Seguindo sempre rumo ao norte de Minas Gerais, passei por Itacambira, Botumirim – onde almocei com o prefeito e dei entrevista para a tevê. Segui para Cristália e enfim cheguei na cidade histórica de Grão Mogol. Fui muito bem recebido, havia pessoas me esperando, pois sabiam que a expedição iria passar por lá. Tive muito apoio e carinho nessa cidade. Grão Mogol é um vilarejo construído sobre o cascalho do diamante. Muitas casas são de pedra e as histórias do Barão de Grão Mogol ainda ecoam em suas ruas e vielas. Para minha sorte – ou azar – foi em Grão Mogol que senti muito o joelho. Onde fiquei hospedado, havia um grupo de médicos que atuavam na cidade e um deles me aconselhou: “Se você quiser terminar sua expedição, é melhor parar por cinco dias, descansar, tomar anti-inflamatório e aplicar gelo...” Como eu estava bem instalado e recebendo apoio da Prefeitura, decidi escutar o doutor e realizar o tratamento. Depois de cinco dias de molho, estava apto a pedalar novamente e muito agradecido a toda a comunidade de Grão Mogol, especialmente ao Paulinho, o ciclista do Cerrado, que organizou tudo para mim nessa cidade.

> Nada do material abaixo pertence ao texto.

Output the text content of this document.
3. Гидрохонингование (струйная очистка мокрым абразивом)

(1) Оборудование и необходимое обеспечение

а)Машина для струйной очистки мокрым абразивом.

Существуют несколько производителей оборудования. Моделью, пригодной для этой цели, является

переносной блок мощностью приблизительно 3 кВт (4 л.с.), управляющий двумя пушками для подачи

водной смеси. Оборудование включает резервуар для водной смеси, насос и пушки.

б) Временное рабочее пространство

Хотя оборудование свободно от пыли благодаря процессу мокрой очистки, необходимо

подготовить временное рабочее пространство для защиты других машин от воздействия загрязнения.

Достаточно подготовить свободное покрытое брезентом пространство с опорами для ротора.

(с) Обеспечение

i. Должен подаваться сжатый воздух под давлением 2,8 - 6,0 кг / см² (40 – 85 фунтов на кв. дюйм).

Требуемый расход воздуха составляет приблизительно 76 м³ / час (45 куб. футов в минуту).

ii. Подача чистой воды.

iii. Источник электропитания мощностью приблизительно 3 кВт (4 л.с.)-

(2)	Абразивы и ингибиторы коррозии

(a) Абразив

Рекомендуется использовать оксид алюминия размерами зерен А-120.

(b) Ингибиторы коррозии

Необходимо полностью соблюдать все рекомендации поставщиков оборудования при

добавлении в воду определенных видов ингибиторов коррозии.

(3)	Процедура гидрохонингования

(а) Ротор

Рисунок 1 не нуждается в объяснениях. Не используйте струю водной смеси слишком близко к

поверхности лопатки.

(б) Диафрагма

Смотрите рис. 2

Paulinho, o ciclista do Cerrado, um grande amigo que fiz na Expedição

Chegando ao final da segunda etapa, ainda passei por mais dois parques estaduais, o de Grão Mogol e o Serra Nova. Essa região está localizada no polígono das secas, mas, para minha sorte e de todos os moradores da região, a chuva havia caído algumas semanas antes. Tudo estava bem verdinho, e as cachoeiras, cheias.


Cachoeira do Cerrado, Parque Estadual Serra Nova

Comecei a me despedir de Minas Gerais e de seu povo tão hospitaleiro e generoso. E a generosidade mineira mostrou sua força até o final. As últimas três cidades antes de cruzar a divisa com a Bahia são Mato Verde, Monte Azul e Espinosa. Num posto de gasolina de beira de estrada parei para tomar uma água. Um rapaz se aproximou, fez as perguntas costumeiras e incluiu mais uma: “Sua bicicleta precisa de um tratamento, não?”. A Jack é uma guerreira, quase não me deu problemas, mas depois de 1.000 km de estradas de todos os tipos, carregando 40 kg só de equipamentos, quatro raios da roda traseira já haviam quebrado e a roda estava empenadíssima, tanto que tinha soltado o freio para poder pedalar. Concordei com o rapaz: “É, minha bicicleta precisa de uma manutenção...” Para minha surpresa, Bruno é ciclista, tem uma oficina de bicicleta na casa dele e se dispôs a arrumar a Jack de graça!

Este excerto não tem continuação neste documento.